Il s’agissait de femmes primipares ayant fait le choix d’un accompagnement


global et d’un accouchement à domicile avec une sage-femme libérale. Ces
sages-femmes en question demandaient alors la présence de la doula à toute
primipare souhaitant accoucher à domicile. Elles fonctionnaient en binôme avec
la doula et leurs rôles étaient donc répartis entre elles comme convenu au
préalable.
46

2.2.3 L’avis des pères

Après avoir recueilli les motivations des femmes, je leurs demandais quel avait été l’avis
de leurs conjoints sur les services de la doula et comment ils avaient vécu cet
accompagnement. Pour 3 de ces hommes, j’ai pu leurs poser ces questions directement.

Pour ces 20 grossesses, c’est toujours sur l’initiative de la femme que ces couples ont
faite appel à une doula, sauf pour un couple où c’est l’homme qui sur les conseils d’un
médecin, l’a proposé à sa compagne. Les hommes ont dans l’ensemble accueilli cette
proposition assez favorablement, sans pour autant en ressentir personnellement le
besoin.
3 ont d’abord été « septiques » vis-à-vis de la doula, ne comprenant pas bien son rôle. Ils
trouvaient « l’idée farfelue ». Ils avaient « l’impression que la doula faisait le travail de
la sage-femme » et trouvaient ses services trop chers. Cette impression est partagée par
les couples qui ont fait appel à une doula sur la demande de la sage-femme, lors d’une
démarche d’accouchement à domicile et de suivi global. Comme leurs compagnes, ce
n’est que dans un deuxième temps, une fois qu’ils ont pu rencontrer la doula, qu’ils ont
apprécié ses services. Parmi ces hommes septiques, il y en a même un qui a témoigné
pour soutenir l’activité des doulas.

Pour la quasi-totalité de ces hommes (15 sur 17), la présence de la doula les a rassurés.
Certains étaient « perdus » face à la grossesse, l’accouchement surtout. La présence
d’une doula a été « réconfortante », « déculpabilisante ». Par sa disponibilité et la
relation de confiance qu’elle avait établie avec le couple, elle permettait à l’homme de
« parler et de se confier librement ». La plupart des couples ont rencontré la doula à 3
-la femme, le père et la doula- plusieurs fois durant la grossesse. Quelques-uns ont
même rencontrés la doula seuls.
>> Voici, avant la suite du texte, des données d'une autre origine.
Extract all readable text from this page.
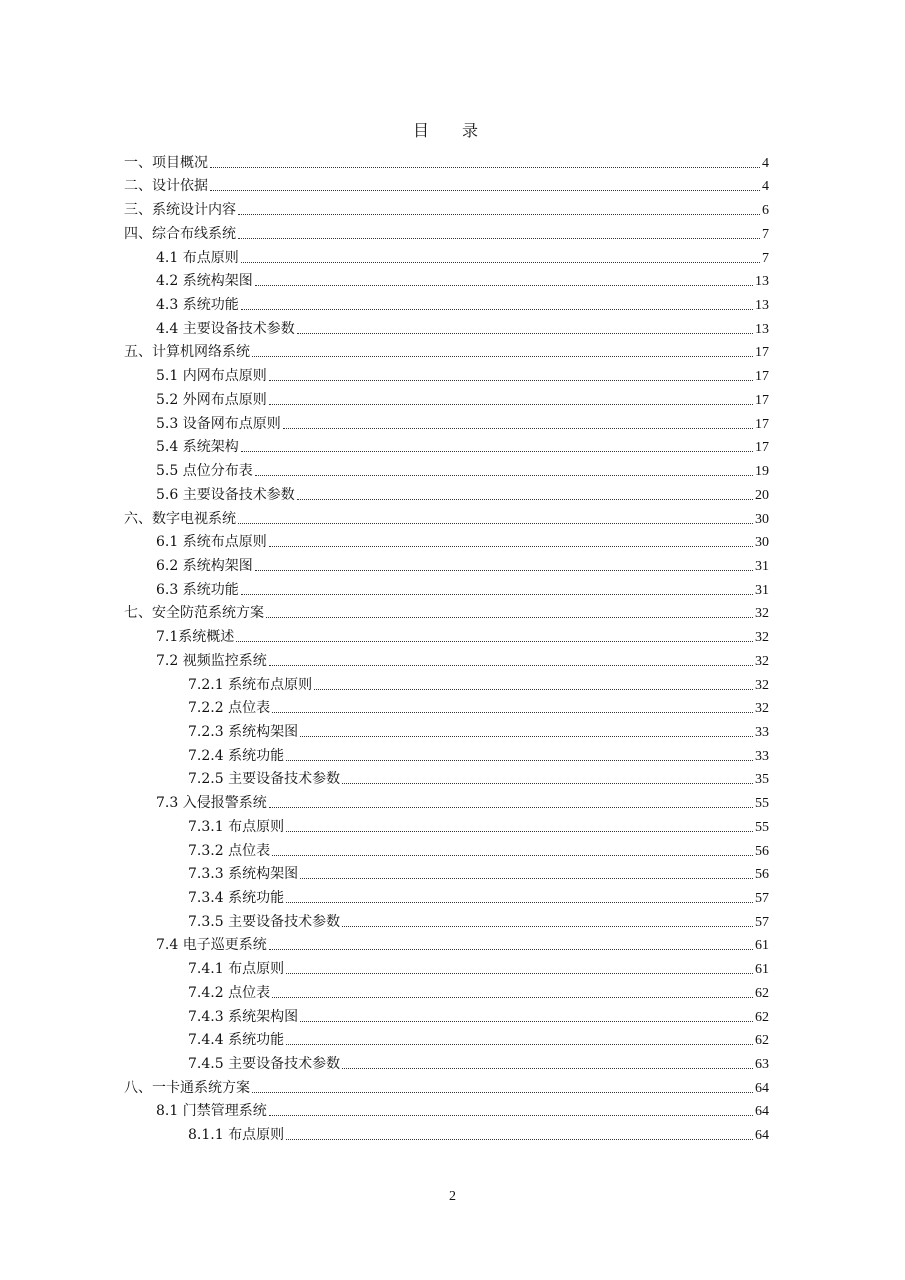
目 录
一、 项目概况	4
二、 设计依据	4
三、 系统设计内容	6
四、 综合布线系统	7
4.1 布点原则	7
4.2 系统构架图	13
4.3 系统功能	13
4.4 主要设备技术参数	13
五、 计算机网络系统	17
5.1 内网布点原则	17
5.2 外网布点原则	17
5.3 设备网布点原则	17
5.4 系统架构	17
5.5 点位分布表	19
5.6 主要设备技术参数	20
六、 数字电视系统	30
6.1 系统布点原则	30
6.2 系统构架图	31
6.3 系统功能	31
七、 安全防范系统方案	32
7.1 系统概述	32
7.2 视频监控系统	32
7.2.1 系统布点原则	32
7.2.2 点位表	32
7.2.3 系统构架图	33
7.2.4 系统功能	33
7.2.5 主要设备技术参数	35
7.3 入侵报警系统	55
7.3.1 布点原则	55
7.3.2 点位表	56
7.3.3 系统构架图	56
7.3.4 系统功能	57
7.3.5 主要设备技术参数	57
7.4 电子巡更系统	61
7.4.1 布点原则	61
7.4.2 点位表	62
7.4.3 系统架构图	62
7.4.4 系统功能	62
7.4.5 主要设备技术参数	63
八、 一卡通系统方案	64
8.1 门禁管理系统	64
8.1.1 布点原则	64
2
Pendant la grossesse, elle a permis à ces hommes de
« se décharger de leurs angoisses et de certains souvenirs », notamment pour ceux qui
avaient vécu des situations difficiles (IMG, MFIU,…). Certains ne voulant pas
« rajouter leurs angoisses à celles de leurs femmes », étaient restés « un peu en retrait »
jusqu’à l’intervention de la doula.
47

Pour un des couples, l’accompagnement de la doula a même été motivé par la situation
du papa, même si c’était aussi sur l’initiative de la femme qu’ils avaient fait appel à la
doula. Pour le père, il s’agissait d’un premier enfant alors que c’était le troisième pour sa
compagne. Selon elle, « il a pu poser toutes les questions qu’il a voulu à propos de la
grossesse, de l’accouchement ». Il a également pu « reparler de l’accouchement et de
l’arrivée du bébé après ».

Pour bon nombre d’entre eux, la doula a été une aide lors de l’accouchement. Ils disent
avoir été plus « sereins », plus « à l’aise », « plus cool car ils n’avaient aucune
obligation ».

5 de ces hommes estiment que l’accompagnement de la doula était nécessaire car leur
compagne avait besoin d’une femme à ses côtés pendant la grossesse et à
l’accouchement ; que c’était un « boulot de femme », qu’elles se racontaient des
« histoires de femmes ». Sans se sentir exclu, ils estimaient qu’ils n’apportaient pas les
mêmes choses à leurs compagnes.
Ces hommes étaient impliqués dans la grossesse et présents à l’accouchement. Seul un
des pères n’a pas souhaité assister à l’accouchement, sur décision conjointe du couple.
Certains hommes déclaraient que la doula les avait aidés à « comprendre leurs femmes
au moment de l’accouchement », que leurs compagnes étaient « dans un autre monde ».
2 d’entre eux m’ont déclarée qu’ils « auraient presque pu ne pas être là à
l’accouchement ». Ils n’ont pas eu le sentiment de pouvoir entièrement les soutenir.
Leurs compagnes étaient « déconnectées » à ce moment là, et seule la présence d’une
autre femme leurs est apparue comme nécessaire.
Un des pères a eu « l’impression qu’on lui prenait sa place » selon sa femme. Pour elle,
elle avait tout aussi besoin de son soutien au moment de la naissance de leur enfant que
du soutien de la doula.

Hormis les sentiments mitigés de ces 3 pères, l’accompagnement de la doula a été vécu
très positivement. Elle leurs a apporté le soutien nécessaire pour « jouer leur vrai rôle de
père » et en leur permettant de soutenir leurs compagnes. Pour les couples que j’ai
48

interrogé, la doula a accompagné la future mère mais aussi le futur père. C’est un réel
accompagnement du couple.

2.2.4. Conclusion
Après analyse de ces entretiens et étant donné le faible échantillon de couples interrogés,
je ne peux extrapoler ces résultats à l’ensemble des parents faisant appel à une doula.
Cependant, j’ai pu établir quelques points communs à tous ces couples. En effet, tous
appartenaient à la classe moyenne ou supérieure de la société et travaillaient tous. La
majorité de ces couples s’est sentie isolée durant la grossesse et les autres, malgré un
entourage présent, ne pouvaient être soutenus par leurs proches.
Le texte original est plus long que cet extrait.